2015 in Jewelry
Values aside, precious and semi-precious stones fascinate me, principally due to the way they were naturally formed, physically and chemically, and their observable luminance. In some cases, the raw or uncut state of these stones are more attractive. The Telegraph chose to highlight a few of the more famous stones that changed hands this year, and this gives us an opportunity to oogle at them here, in pictures only, as their value and size puts them well beyond most people’s eyes and obvious reach!
In May, the 25.59-carat Burmese Sunrise Ruby set two new world records when it sold for £19.6 million ($28.96 million) at Sotheby’s Geneva: becoming the most expensive ruby ever sold and the most expensive Cartier gem ever.
There was much hype surrounding September’s Fine Jewellery Sale at Bonhams, thanks to the appearance of the Hope Spinel, a 50.14-carat octagonal stone with a fascinating provenance, which hadn’t been seen on the market for 98 years. It duly went on to achieve a new world record for the price of a spinel at auction, selling for £962,500 ($1.42 million).
Most notably, November saw the 12.03-carat Blue Moon diamond sell for £32 million ($47.28 million) to Hong Kong property tycoon Joseph Lau, who bought it for his seven-year-old daughter Josephine.

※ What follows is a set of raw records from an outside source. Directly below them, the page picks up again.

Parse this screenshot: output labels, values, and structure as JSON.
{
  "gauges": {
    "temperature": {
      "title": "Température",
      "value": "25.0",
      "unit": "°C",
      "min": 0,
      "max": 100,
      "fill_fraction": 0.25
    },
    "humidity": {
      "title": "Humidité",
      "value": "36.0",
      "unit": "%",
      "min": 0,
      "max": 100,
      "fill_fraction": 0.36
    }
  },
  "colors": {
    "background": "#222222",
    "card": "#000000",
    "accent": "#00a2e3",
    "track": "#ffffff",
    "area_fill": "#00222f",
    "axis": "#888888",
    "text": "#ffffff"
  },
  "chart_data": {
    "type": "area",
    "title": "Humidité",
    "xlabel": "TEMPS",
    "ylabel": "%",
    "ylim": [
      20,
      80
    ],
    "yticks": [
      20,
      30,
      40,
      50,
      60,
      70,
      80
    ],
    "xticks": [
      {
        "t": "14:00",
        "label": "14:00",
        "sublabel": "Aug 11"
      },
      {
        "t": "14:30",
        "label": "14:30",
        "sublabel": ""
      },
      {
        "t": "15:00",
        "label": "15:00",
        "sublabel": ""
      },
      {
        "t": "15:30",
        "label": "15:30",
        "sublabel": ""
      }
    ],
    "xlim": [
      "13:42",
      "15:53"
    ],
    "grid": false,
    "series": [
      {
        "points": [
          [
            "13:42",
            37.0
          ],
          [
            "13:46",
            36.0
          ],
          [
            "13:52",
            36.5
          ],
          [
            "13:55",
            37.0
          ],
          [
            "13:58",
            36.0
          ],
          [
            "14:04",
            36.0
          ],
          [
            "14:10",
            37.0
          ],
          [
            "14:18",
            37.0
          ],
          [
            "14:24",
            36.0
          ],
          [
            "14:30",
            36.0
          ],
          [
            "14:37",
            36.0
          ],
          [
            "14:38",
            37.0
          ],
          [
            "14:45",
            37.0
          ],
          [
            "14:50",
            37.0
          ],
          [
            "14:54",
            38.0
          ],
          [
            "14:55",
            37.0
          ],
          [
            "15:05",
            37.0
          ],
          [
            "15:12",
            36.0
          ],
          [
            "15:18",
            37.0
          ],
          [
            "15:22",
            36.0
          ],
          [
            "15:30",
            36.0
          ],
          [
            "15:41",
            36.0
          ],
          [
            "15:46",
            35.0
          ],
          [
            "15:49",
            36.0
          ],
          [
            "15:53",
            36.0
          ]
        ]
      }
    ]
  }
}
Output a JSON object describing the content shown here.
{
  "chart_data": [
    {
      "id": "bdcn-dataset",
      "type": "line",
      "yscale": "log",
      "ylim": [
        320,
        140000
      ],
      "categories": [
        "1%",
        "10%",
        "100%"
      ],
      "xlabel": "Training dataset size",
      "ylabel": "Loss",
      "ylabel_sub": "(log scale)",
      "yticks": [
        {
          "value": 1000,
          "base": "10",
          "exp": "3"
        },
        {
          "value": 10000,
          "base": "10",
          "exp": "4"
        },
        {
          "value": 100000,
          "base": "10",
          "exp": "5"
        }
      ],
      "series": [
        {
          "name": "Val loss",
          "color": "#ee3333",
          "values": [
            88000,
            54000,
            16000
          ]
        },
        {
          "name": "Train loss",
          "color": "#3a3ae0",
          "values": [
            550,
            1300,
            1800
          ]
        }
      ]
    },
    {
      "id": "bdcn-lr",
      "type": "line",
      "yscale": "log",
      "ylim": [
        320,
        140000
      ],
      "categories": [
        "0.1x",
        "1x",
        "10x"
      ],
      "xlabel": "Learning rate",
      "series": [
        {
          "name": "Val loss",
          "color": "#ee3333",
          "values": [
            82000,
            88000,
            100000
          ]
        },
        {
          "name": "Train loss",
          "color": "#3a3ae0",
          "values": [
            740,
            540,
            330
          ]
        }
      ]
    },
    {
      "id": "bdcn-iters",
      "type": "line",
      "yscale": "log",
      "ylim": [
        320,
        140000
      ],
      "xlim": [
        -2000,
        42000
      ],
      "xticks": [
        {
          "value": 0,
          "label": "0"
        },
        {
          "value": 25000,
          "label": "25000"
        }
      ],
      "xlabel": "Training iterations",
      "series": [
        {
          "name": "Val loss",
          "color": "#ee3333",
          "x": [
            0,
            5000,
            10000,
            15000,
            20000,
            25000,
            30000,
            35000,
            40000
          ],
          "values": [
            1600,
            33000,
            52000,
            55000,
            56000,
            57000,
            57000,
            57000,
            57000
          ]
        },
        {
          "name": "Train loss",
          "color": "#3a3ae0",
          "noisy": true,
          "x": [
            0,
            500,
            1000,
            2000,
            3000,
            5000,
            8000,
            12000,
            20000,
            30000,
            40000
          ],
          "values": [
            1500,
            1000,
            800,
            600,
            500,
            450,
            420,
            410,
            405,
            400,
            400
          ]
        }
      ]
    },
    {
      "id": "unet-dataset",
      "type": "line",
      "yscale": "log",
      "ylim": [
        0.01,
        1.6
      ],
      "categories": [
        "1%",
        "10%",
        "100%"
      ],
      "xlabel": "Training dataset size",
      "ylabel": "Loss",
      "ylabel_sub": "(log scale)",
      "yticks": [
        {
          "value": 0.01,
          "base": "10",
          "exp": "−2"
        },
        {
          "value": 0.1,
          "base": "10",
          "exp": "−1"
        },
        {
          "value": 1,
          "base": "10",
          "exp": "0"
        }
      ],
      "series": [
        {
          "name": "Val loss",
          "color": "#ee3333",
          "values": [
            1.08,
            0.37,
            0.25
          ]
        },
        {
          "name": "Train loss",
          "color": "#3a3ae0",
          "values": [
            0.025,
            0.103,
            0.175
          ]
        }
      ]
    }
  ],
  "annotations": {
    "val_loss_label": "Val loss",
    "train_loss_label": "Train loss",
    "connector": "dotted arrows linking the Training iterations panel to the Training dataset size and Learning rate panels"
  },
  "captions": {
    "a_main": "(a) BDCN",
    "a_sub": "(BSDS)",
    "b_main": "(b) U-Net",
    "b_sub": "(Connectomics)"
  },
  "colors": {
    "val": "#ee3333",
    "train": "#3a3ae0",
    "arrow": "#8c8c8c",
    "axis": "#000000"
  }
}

Lau promptly renamed the stone, which now holds three world records (most valuable gemstone, highest price for a diamond of any colour, highest ever price per carat), the Blue Moon of Josephine.
Cartier rehomed an old friend in the form of the 197.70-carat Sri Lankan sapphire which was once owned by the Empress Maria Feodorovna, appearing in its exceptional Romanov Cuff which more than lived up to the high jewellery collection’s name, Etourdissant, meaning “dazzling”.